Ukraine, Security Dominate British Prime Minister Sunak’s First White House Visit

June 8, 2023

President Biden on Thursday welcomed British Prime Minister Rishi Sunak to the White House for wide-ranging talks. 

“Today in Washington, we’ve had important, positive discussions that deepen our bilateral economic relationship and expand our cooperation to shape the challenges for the remainder of this century,” Biden said during the two leaders’ joint press conference in the East Room. “It’s a testament to the depth, breadth and I would argue the intensity of our cooperation and coordination.”

In Sunak’s first-ever White House visit, the two leaders’ discussions in the Oval Office were expected to include the war in Ukraine, China, economic security, and international cooperation on regulating the growing field of artificial intelligence.

“There’s no issue of global importance—none—where our nations are not leading together and where we’re not sharing our common values to make things better,” said Biden on Thursday, announcing a new economic partnership plan that would include accelerating a transition to clean energy, developing new technologies and protecting technologies that would be critical to the two nations’ future—like semiconductors, quantum computing and artificial intelligence.

Biden added that the potential for AI to create “fundamental technological change” is “staggering.” 

“Standing here together as our predecessors have done for generations, I feel confident that through the strength of our relationship we can shape the world once again in our pursuit of liberty, prosperity, and the possibilities of a new age,” Sunak said at Thursday’s press conference. “and that begins with our highest priority—national security.”

He added that “economic security” must be prioritized along with military security, noting that this week alone, £14 billion ($17.6 billion) in new American investment has been committed into the UK, creating thousands of jobs. He also stressed strengthening supply chains and reducing trade barriers on future technologies. 

White House press secretary Karine Jean-Pierre had said Russia’s invasion of Ukraine would be “top of mind.”

The United States and the United Kingdom are the two biggest donors to the invaded nation’s war efforts, with Britain playing a central role in efforts to sent American-made F-16 fighter jets to Ukraine and train its pilots on them.

Answering a reporter’s question Wednesday, Biden said he believed Congress would provide the long-term funding Ukraine will need even after the war with Russia ends. “We are advancing this goal by providing them with the support Ukraine needs now on the battlefield and helping them strengthen their military over the long term,” he noted.

Sunak added, “The UK is proud to be behind the U.S., the biggest contributor the military efforts in Ukraine, and I think it’s right that other countries also step up and do their part. We are lucky to have America’s investment in European security, but we need to share the burden alongside you, which is why defense spending in the UK has been above the 2% NATO benchmark. It’s on an increasing trajectory and we would encourage other countries to follow the lead that the U.S and the UK set.”

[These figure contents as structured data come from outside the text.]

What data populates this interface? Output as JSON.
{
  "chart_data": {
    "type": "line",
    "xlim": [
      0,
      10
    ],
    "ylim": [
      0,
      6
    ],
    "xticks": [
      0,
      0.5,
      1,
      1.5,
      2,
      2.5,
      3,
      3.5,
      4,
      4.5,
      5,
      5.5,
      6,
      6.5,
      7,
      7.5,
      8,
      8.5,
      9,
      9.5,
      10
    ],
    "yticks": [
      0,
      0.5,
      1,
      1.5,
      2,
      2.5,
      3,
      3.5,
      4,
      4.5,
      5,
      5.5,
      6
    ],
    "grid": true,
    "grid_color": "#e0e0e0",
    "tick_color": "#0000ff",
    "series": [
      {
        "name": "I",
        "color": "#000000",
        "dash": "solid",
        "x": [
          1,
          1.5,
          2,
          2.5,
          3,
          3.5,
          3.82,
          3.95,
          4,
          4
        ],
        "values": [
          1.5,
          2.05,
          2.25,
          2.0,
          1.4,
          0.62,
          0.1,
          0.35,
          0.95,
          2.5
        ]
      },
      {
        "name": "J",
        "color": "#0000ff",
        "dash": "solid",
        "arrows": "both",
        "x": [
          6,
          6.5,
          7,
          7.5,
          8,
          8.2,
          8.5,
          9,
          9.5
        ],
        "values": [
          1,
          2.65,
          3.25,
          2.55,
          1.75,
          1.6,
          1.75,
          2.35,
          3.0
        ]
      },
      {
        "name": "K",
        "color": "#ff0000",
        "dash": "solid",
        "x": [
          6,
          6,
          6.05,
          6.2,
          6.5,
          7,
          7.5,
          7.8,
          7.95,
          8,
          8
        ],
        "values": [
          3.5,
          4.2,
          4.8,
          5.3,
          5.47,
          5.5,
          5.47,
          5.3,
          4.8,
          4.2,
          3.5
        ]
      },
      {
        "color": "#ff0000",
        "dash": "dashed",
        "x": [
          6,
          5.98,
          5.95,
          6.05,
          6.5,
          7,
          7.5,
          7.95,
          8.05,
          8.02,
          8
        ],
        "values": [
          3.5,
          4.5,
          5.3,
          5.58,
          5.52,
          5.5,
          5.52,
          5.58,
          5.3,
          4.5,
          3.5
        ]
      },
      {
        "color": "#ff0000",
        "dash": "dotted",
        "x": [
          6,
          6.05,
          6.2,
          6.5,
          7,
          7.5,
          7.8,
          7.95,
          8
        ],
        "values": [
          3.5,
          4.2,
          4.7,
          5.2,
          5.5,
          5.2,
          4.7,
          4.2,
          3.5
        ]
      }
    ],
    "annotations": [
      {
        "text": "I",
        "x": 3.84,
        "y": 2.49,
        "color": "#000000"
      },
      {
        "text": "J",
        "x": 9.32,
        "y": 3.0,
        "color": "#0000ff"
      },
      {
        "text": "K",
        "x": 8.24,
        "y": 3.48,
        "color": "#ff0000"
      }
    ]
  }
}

During a surprise visit to the UK by Ukrainian President Volodymyr Zelensky in mid-May, Sunak called their two nations “United in action.”

Russian President Vladimir Putin “will be thinking that he can wait us out, that the alliance will tire, that will get fatigued and will give up. And that is not the case,” said Sunak on Thursday. “And the more we can put in place in support for Ukraine—not just in the here and now, but support that will last for a time and for years to come—I think it sends a strong signal to him that there is no point to try to wait us out. We are not going anywhere.” 

He added that hopefully that signal will “speed up the calculation” in Putin’s mind that he should withdraw his forces and stop with his “illegal and unprovoked act of aggression.”

While in Washington Sunak is also expected to make the case for Biden to support UK Defense Minister Ben Wallace as successor to outgoing NATO Secretary-General Jens Stoltenberg, with whom Biden is scheduled to meet on Monday ahead of next month’s NATO summit in Lithuania. 

Wallace is not the only one in the running, however. For example, Danish Prime Minister Mette Frederiksen, whom Biden hosted at the White House on Tuesday is widely viewed as a potential contender to replace Stoltenberg at NATO.

When a British reporter asked Biden at the press conference if it was time for a British NATO Secretary General, Biden responded, “Maybe. That remains to be seen.”